What they got was a brand new Rodon. He was able to get his lower body stronger during his time away and came back throwing 95.4 mph with his fastball, two mph faster than his last fully healthy season. He also made drastic changes to his slider, throwing it two mph harder and with double the vertical movement versus average (inches). As a result, the slider allowed just a .107 batting average against, a .126 slugging percentage against, and had a 40.6% whiff rate.
While there are some legitimate concerns about Rodon’s health and his ability to throw a third pitch (since his changeup wasn’t great), there were similar concerns about Gausman’s pitch mix and Alex Wood’s health, and the Giants had a clear plan for each of them. The Giants will likely take steps to ensure Rodon’s workload is managed during the year and have the pitching development track record to feel confident in assuming another good season will be in store for the left-hander.

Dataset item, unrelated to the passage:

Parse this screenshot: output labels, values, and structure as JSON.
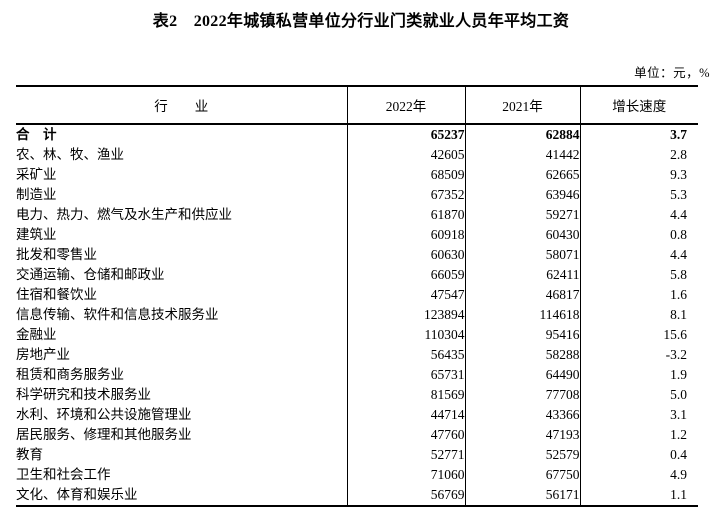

Projected Lineup (or Rotation):
With the signing, the Giants rotation looks as follows:
|SP1||Logan Webb||148.1 IP in 2021||3.03 ERA||158 strikeouts|
|SP2||Carlos Rodon (LHP)||132.2 IP||2.37 ERA||185 strikeouts|
|SP3||Anthony Desclafani||167.2 IP||3.17 ERA||152 strikeouts|
|SP4||Alex Wood (LHP)||138.2 IP||3.83 ERA||152 strikeouts|
|SP5||Alex Cobb||93.1 IP||3.76 ERA||98 strikeouts|
The biggest pieces left to fall in the starting pitcher landscape remain Clayton Kershaw, Zack Greinke, and Michael Pineda, which would have been an incredible list five years ago. As for the Giants, they could likely add a corner outfielder to play RF/DH now that there is a universal DH in baseball. With the Dodgers in their division, I wouldn’t expect the Giants to be done adding just yet.